This year’s Grade 10s could be the first class to take part in a new centralised admission system for SA’s universities.
|||Cape Town - This year’s Grade 10 pupils could find themselves the first class to take part in the government’s new centralised admission system for all of the country’s universities.
The advantages of a centralised admission system are:
- The payment of a single application fee, rather than a fee to each university approached;
- Immediate information about which universities still have places; and
- More efficient processing of late applications.
Universities would still have the final say in which students they accepted.
The Department of Higher Education and Training said they expected their Central Applications Service to be introduced in phases from 2015.
Deputy Higher Education and Training Minister Mduduzi Manana said this month: “The department will be developing and testing the IT system for the Central Applications Service during this financial year and will pilot the system for phased implementation from 2015.”
The department said an electronic system would sift through all the applications and direct them to the applicable university, which would be responsible for the selection and admission of the applicants.

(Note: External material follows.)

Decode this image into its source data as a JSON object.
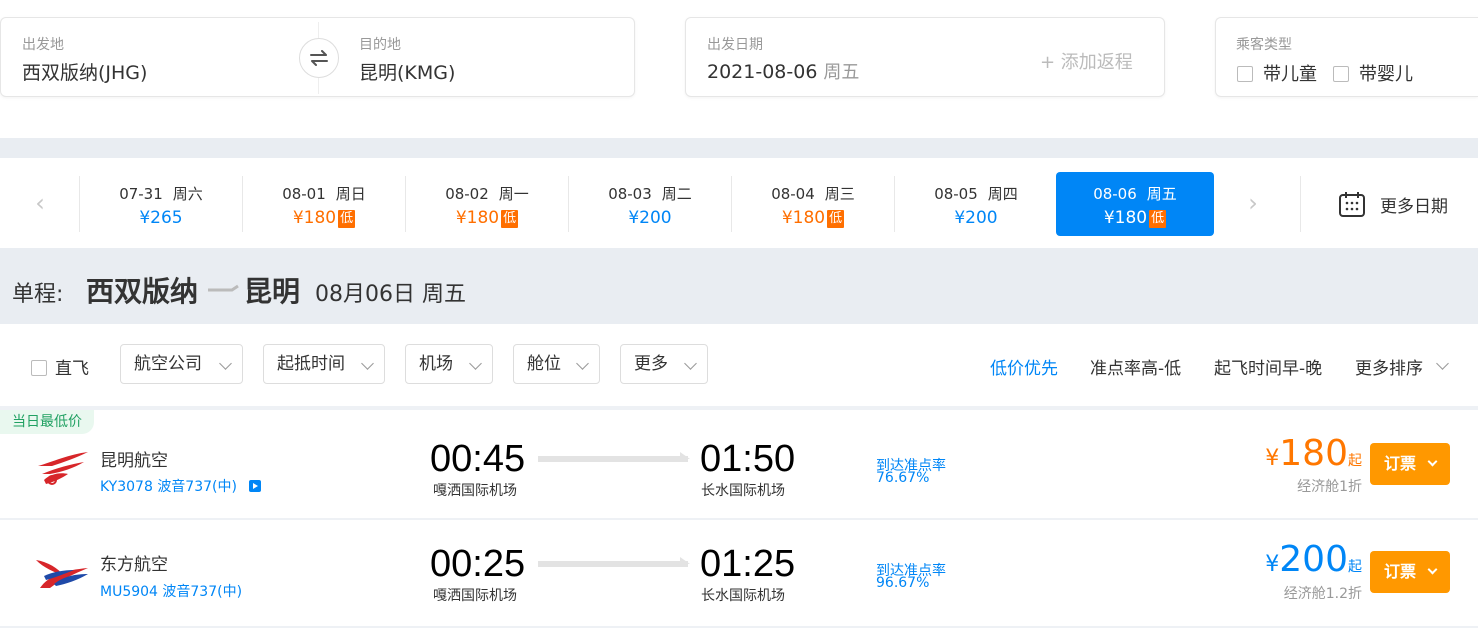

Applicants would have to pay a fee to use the system but the department said it would be an affordable, once-off fee. Once the system has been finalised, applicants to all universities and universities of technology will have to apply through the system, which will also be able to direct candidates to institutions where places are still available.
Higher Education and Training Minister Blade Nzimande said last year that among the aims of the system would be to address the problem of prospective students who decided only in January to start looking for places for that year. It would also help those who heard only in January that they had not been accepted at their institution of choice, and then wanted to apply somewhere else.
The death of the mother of a prospective student during a stampede at the University of Johannesburg last year had focused attention on the problem of late “walk-ins”.
Earlier this year, a Central Applications Clearing facility was established as a precursor to the system. The purpose of the clearing house was to support matric pupils who wanted to be admitted to tertiary institutions but who had not yet been accepted.
It also helped prospective students who qualified for entrance to a tertiary institutions but had not applied.